The most difficult thing to manage about mergers or acquisitions is the negativity and hostility of employees who are being brought into the company.

If you want to realise the value of buying a going concern, it's important to understand the psychology of the process.

How do you prevent valuable, skilled staff from sabotaging the purchase?

Here's how to prevent employee hostility during mergers or acquisitions

#1: Make sure employees are informed of changes to the company ownership before they find out from other sources

The media, customers and suppliers often seem to know more about your company than the employees who work there. But rumour and uncertainty destroys morale.

So make sure employees are always kept informed of developments within the company that could affect their positions.

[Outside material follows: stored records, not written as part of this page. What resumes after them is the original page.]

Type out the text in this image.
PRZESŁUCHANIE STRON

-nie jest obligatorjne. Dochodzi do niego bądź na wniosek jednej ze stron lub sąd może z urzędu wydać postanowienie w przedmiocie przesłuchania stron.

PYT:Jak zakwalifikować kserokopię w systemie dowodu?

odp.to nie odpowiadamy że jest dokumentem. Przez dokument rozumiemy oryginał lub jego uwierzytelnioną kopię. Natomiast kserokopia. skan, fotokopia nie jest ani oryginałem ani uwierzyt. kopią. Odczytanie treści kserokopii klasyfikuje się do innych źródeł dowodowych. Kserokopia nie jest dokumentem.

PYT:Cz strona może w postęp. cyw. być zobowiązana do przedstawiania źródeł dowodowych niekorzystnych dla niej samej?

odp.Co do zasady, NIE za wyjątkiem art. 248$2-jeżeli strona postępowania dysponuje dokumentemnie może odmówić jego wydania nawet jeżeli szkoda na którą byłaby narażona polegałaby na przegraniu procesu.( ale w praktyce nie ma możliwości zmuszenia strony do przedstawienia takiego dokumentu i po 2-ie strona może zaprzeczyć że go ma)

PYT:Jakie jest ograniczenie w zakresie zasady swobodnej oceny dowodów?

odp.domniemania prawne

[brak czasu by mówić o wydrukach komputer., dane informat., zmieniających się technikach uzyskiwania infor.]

Rather let them know of possibilities which don't materialise than have them find out that a deal has been concluded which everyone else knew about, says the Practical Guide to Human Resources Management.

#2: Manage your staff and their attitudes towards the merger or acquisition

If you're making the acquisition, explain the reason for the deal and the benefits to your employees.

Never let employees believe they were more successful and that the company being taken over has in some way failed.

It's human nature for winning company employees to want to change the losing company's way of doing business. In doing this, they often give a clear message to the new employees that their previous business failed. This isn't destined to build a new team or improve morale.

#3: Engage with the new employees early in the process

Make sure you meet with the key employees (particularly those whose skills are critical to the success of the merger) early in the process and sell the deal to them.

You must know what opportunities you can offer them and introduce them to the rest of the team as soon as you can.

#4: Get the paperwork right

Make sure the paperwork is done correctly and employees are aware of their job descriptions and performance targets as quickly as possible.

Remember that their original date of employment with the former employer must be reflected in their letter of appointment and that their employment with you is unbroken.

This means they'll still be entitled to the benefits in your company that correspond with their service.

#5: Offer them a future

Plan the careers of your new employees with the company, arrange training and make sure they understand how valuable you believe their contribution to the company will be.

This process is vital when the company that's been acquired is a service company and the people are critical for the company's success.

Without them, you would have bought an empty shell. You need to make absolutely sure they remain with you.

#6: Don't take your eye off the business

The Practical Guide to Human Resources Management explains that sometimes the turmoil caused by a merger can absorb all of management's time and attention. They become so inwardly focused, they forget they're in a business to make and sell a product.

As a result, they lose value and very soon find that they have forgotten to make a profit.

So make sure the process is concluded as swiftly as possible so management can concentrate on their jobs and achieve results.